Ford first began researching its suppliers’ environmental footprint in 2010, working with 35 companies supplying car seats, steering systems, tires and metal components. The Dearborn, Mich.-based automaker had determined those products required more energy and had a larger carbon footprint, so were the best place to start, Ford said in an Oct. 12 news release.
The expanded study now will cover parts makers turning out 60 percent of Ford’s $65 million annual purchasing budget.

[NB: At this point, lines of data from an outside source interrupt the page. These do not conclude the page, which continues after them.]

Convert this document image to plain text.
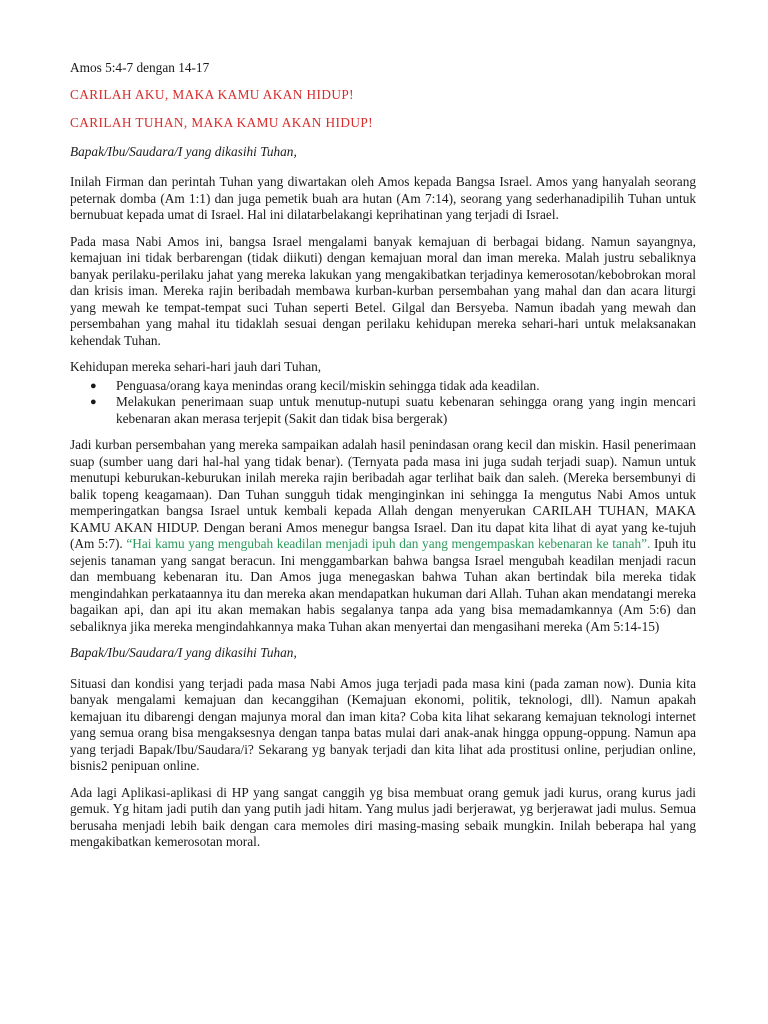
Amos 5:4-7 dengan 14-17

CARILAH AKU, MAKA KAMU AKAN HIDUP!

CARILAH TUHAN, MAKA KAMU AKAN HIDUP!

Bapak/Ibu/Saudara/I yang dikasihi Tuhan,

Inilah Firman dan perintah Tuhan yang diwartakan oleh Amos kepada Bangsa Israel. Amos yang hanyalah seorang peternak domba (Am 1:1) dan juga pemetik buah ara hutan (Am 7:14), seorang yang sederhanadipilih Tuhan untuk bernubuat kepada umat di Israel. Hal ini dilatarbelakangi keprihatinan yang terjadi di Israel.

Pada masa Nabi Amos ini, bangsa Israel mengalami banyak kemajuan di berbagai bidang. Namun sayangnya, kemajuan ini tidak berbarengan (tidak diikuti) dengan kemajuan moral dan iman mereka. Malah justru sebaliknya banyak perilaku-perilaku jahat yang mereka lakukan yang mengakibatkan terjadinya kemerosotan/kebobrokan moral dan krisis iman. Mereka rajin beribadah membawa kurban-kurban persembahan yang mahal dan dan acara liturgi yang mewah ke tempat-tempat suci Tuhan seperti Betel. Gilgal dan Bersyeba. Namun ibadah yang mewah dan persembahan yang mahal itu tidaklah sesuai dengan perilaku kehidupan mereka sehari-hari untuk melaksanakan kehendak Tuhan.

Kehidupan mereka sehari-hari jauh dari Tuhan,

● Penguasa/orang kaya menindas orang kecil/miskin sehingga tidak ada keadilan.
● Melakukan penerimaan suap untuk menutup-nutupi suatu kebenaran sehingga orang yang ingin mencari kebenaran akan merasa terjepit (Sakit dan tidak bisa bergerak)

Jadi kurban persembahan yang mereka sampaikan adalah hasil penindasan orang kecil dan miskin. Hasil penerimaan suap (sumber uang dari hal-hal yang tidak benar). (Ternyata pada masa ini juga sudah terjadi suap). Namun untuk menutupi keburukan-keburukan inilah mereka rajin beribadah agar terlihat baik dan saleh. (Mereka bersembunyi di balik topeng keagamaan). Dan Tuhan sungguh tidak menginginkan ini sehingga Ia mengutus Nabi Amos untuk memperingatkan bangsa Israel untuk kembali kepada Allah dengan menyerukan CARILAH TUHAN, MAKA KAMU AKAN HIDUP. Dengan berani Amos menegur bangsa Israel. Dan itu dapat kita lihat di ayat yang ke-tujuh (Am 5:7). “Hai kamu yang mengubah keadilan menjadi ipuh dan yang mengempaskan kebenaran ke tanah”. Ipuh itu sejenis tanaman yang sangat beracun. Ini menggambarkan bahwa bangsa Israel mengubah keadilan menjadi racun dan membuang kebenaran itu. Dan Amos juga menegaskan bahwa Tuhan akan bertindak bila mereka tidak mengindahkan perkataannya itu dan mereka akan mendapatkan hukuman dari Allah. Tuhan akan mendatangi mereka bagaikan api, dan api itu akan memakan habis segalanya tanpa ada yang bisa memadamkannya (Am 5:6) dan sebaliknya jika mereka mengindahkannya maka Tuhan akan menyertai dan mengasihani mereka (Am 5:14-15)

Bapak/Ibu/Saudara/I yang dikasihi Tuhan,

Situasi dan kondisi yang terjadi pada masa Nabi Amos juga terjadi pada masa kini (pada zaman now). Dunia kita banyak mengalami kemajuan dan kecanggihan (Kemajuan ekonomi, politik, teknologi, dll). Namun apakah kemajuan itu dibarengi dengan majunya moral dan iman kita? Coba kita lihat sekarang kemajuan teknologi internet yang semua orang bisa mengaksesnya dengan tanpa batas mulai dari anak-anak hingga oppung-oppung. Namun apa yang terjadi Bapak/Ibu/Saudara/i? Sekarang yg banyak terjadi dan kita lihat ada prostitusi online, perjudian online, bisnis2 penipuan online.

Ada lagi Aplikasi-aplikasi di HP yang sangat canggih yg bisa membuat orang gemuk jadi kurus, orang kurus jadi gemuk. Yg hitam jadi putih dan yang putih jadi hitam. Yang mulus jadi berjerawat, yg berjerawat jadi mulus. Semua berusaha menjadi lebih baik dengan cara memoles diri masing-masing sebaik mungkin. Inilah beberapa hal yang mengakibatkan kemerosotan moral.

The survey covers companies making production parts as well as supplying information technology and logistics services.
“By expanding our program to a cross-section of suppliers, we will significantly increase our understanding of suppliers’ ability to manage their carbon impacts and further inform the creation of a broad-based carbon management system,” said Tony Brown, group vice president Ford global purchasing.
Key findings from the 2010 survey found that 80 percent of the companies in the pilot program tracked their carbon emissions, and half of those companies externally reported their data.
“The results clearly demonstrate that those high impact suppliers that we had hoped were paying attention to greenhouse gas emissions in fact were doing so,” said Monique Oxender, global manager of Ford’s supply chain sustainability. “However, these results may not represent the broader global automotive supply base’s readiness to track, report and proactively manage carbon emissions.”
Ford has been working with industry groups to help develop a guideline for estimating, collecting and report manufacturing facility-based greenhouse gas emission data. It is one of two automakers working with the independent Carbon Disclosure Project and its CDP Supply Chain Program for 2011, which is looking at the impact across multiple industries.